Formato de rodaje: 35mm.
Duración estimada: 100 – 110 minutos.
Locaciones principales: Vizcaya y Gipuzkoa (País Vasco).
Idioma: Español
Género: Ficción – drama poético con elementos de realismo mágico.
La historia sigue a Clara, una mujer de 75 años que enfrenta su vejez con dignidad, recuerdos y preguntas sin resolver. Un vecino enigmático irrumpe en su vida, tomando distintos rostros: un hombre hostil, un seductor, pensadores o escritores como Ortega y Gasset, Gustavo Adolfo Bécquer o Unamuno, y finalmente la memoria de un amor profundo de juventud, Rafael. Estos personajes funcionan como espejos de su mundo interior y como detonantes de un viaje físico y emocional.
Los personajes secundarios —una vecina, un médico, familiares— aparecen como anclas a lo real, pero nunca logran contener las fuerzas misteriosas que rodean a Clara. Así, la trama se construye en el límite entre lo cotidiano y lo fantástico.

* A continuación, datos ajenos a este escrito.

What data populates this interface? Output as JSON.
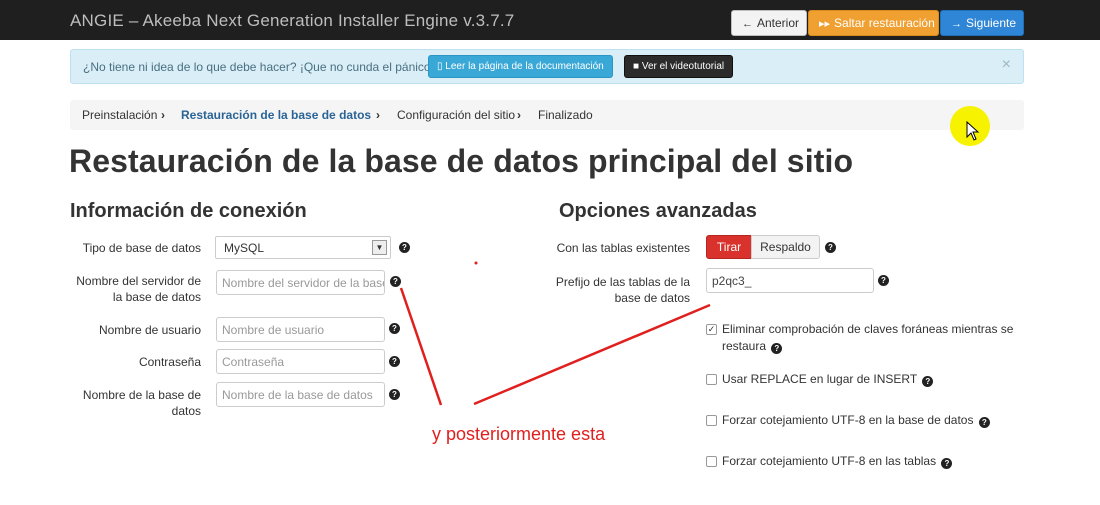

La película transcurre en distintas localidades de Vizcaya y Gipuzkoa. Los escenarios ofrecen contrastes donde se destaca la atmósfera brumosa y espiritual del País Vasco. La propuesta visual tendrá sobrada textura y colores con contraste así como momentos del uso de la niebla, reflejos, espejos, y una fotografía que combina lo naturalista con lo onírico. El ritmo será contemplativo, con silencios y gestos, priorizando la sugestión sobre la explicación. La banda sonora mezclará atmósferas sonoras, fragmentos de música clásica española y silencios que resaltan la intimidad del relato. Todo esto estará de la mano del soporte fílmico 35mm que se usará para rodar.

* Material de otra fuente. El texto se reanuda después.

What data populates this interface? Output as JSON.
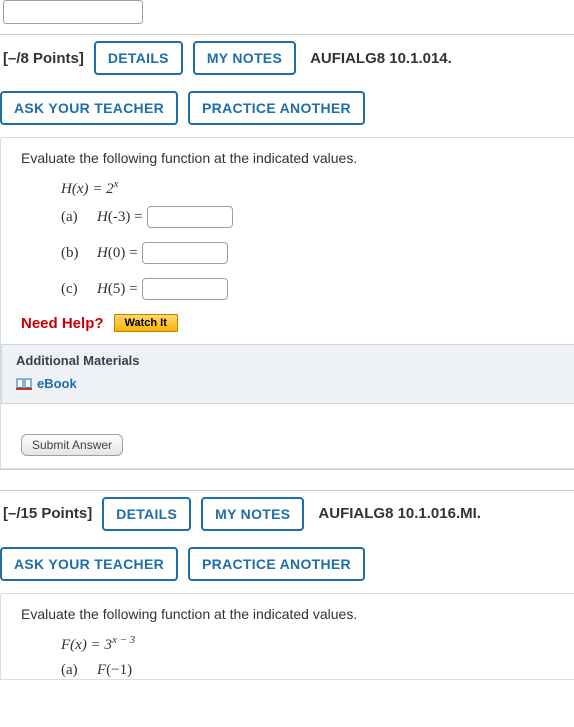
{
  "buttons": {
    "details": "DETAILS",
    "mynotes": "MY NOTES",
    "askteacher": "ASK YOUR TEACHER",
    "practice": "PRACTICE ANOTHER",
    "watchit": "Watch It",
    "submit": "Submit Answer"
  },
  "labels": {
    "needhelp": "Need Help?",
    "additional": "Additional Materials",
    "ebook": "eBook"
  },
  "problems": [
    {
      "points": "[–/8 Points]",
      "reference": "AUFIALG8 10.1.014.",
      "prompt": "Evaluate the following function at the indicated values.",
      "fn_lhs": "H(x) = ",
      "fn_base": "2",
      "fn_exp": "x",
      "parts": [
        {
          "label": "(a)",
          "expr_fn": "H",
          "expr_arg": "(-3)",
          "eq": " =",
          "input": true
        },
        {
          "label": "(b)",
          "expr_fn": "H",
          "expr_arg": "(0)",
          "eq": " =",
          "input": true
        },
        {
          "label": "(c)",
          "expr_fn": "H",
          "expr_arg": "(5)",
          "eq": " =",
          "input": true
        }
      ]
    },
    {
      "points": "[–/15 Points]",
      "reference": "AUFIALG8 10.1.016.MI.",
      "prompt": "Evaluate the following function at the indicated values.",
      "fn_lhs": "F(x) = ",
      "fn_base": "3",
      "fn_exp": "x − 3",
      "parts": [
        {
          "label": "(a)",
          "expr_fn": "F",
          "expr_arg": "(−1)",
          "eq": "",
          "input": false
        }
      ]
    }
  ]
}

Con *Romance de la luna negra* quiero explorar la frontera entre la realidad y lo intangible. Me interesa cómo la memoria, el amor y la ausencia se entrelazan en la vejez, no como un final, sino como un tiempo de revelaciones. Clara encarna la fuerza de enfrentar lo no resuelto, y a través de ella propongo un viaje donde lo cotidiano se abre hacia lo poético y lo enigmático.

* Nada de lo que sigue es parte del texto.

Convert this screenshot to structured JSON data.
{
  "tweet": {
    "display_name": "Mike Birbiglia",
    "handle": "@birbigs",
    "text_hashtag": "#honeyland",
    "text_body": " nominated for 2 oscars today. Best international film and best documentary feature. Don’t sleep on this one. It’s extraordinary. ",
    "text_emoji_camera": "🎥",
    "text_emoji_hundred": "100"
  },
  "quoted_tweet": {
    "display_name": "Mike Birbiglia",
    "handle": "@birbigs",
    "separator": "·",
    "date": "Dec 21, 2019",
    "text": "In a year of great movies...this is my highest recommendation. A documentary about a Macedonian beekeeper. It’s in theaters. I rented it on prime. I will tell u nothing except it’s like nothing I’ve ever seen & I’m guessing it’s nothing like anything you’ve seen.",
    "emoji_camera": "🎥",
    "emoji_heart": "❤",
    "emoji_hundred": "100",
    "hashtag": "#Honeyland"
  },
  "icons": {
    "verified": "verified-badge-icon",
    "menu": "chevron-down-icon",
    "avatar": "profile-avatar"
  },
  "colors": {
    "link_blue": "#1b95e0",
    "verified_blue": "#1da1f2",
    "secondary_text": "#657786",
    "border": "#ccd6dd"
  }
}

No busco dar respuestas cerradas, sino abrir preguntas. En este proyecto, los grandes pensadores, escritores y poetas como José Ortega y Gasset, Miguel de Unamuno y Gustavo Adolfo Bécquer aparecen no como explicaciones, sino como reflejos de la mente y el alma de Clara. La película invita al espectador a habitar la ambigüedad, a reconocerse en los silencios y en la niebla, y a descubrir que lo esencial quizá siempre estuvo oculto, esperando ser mirado.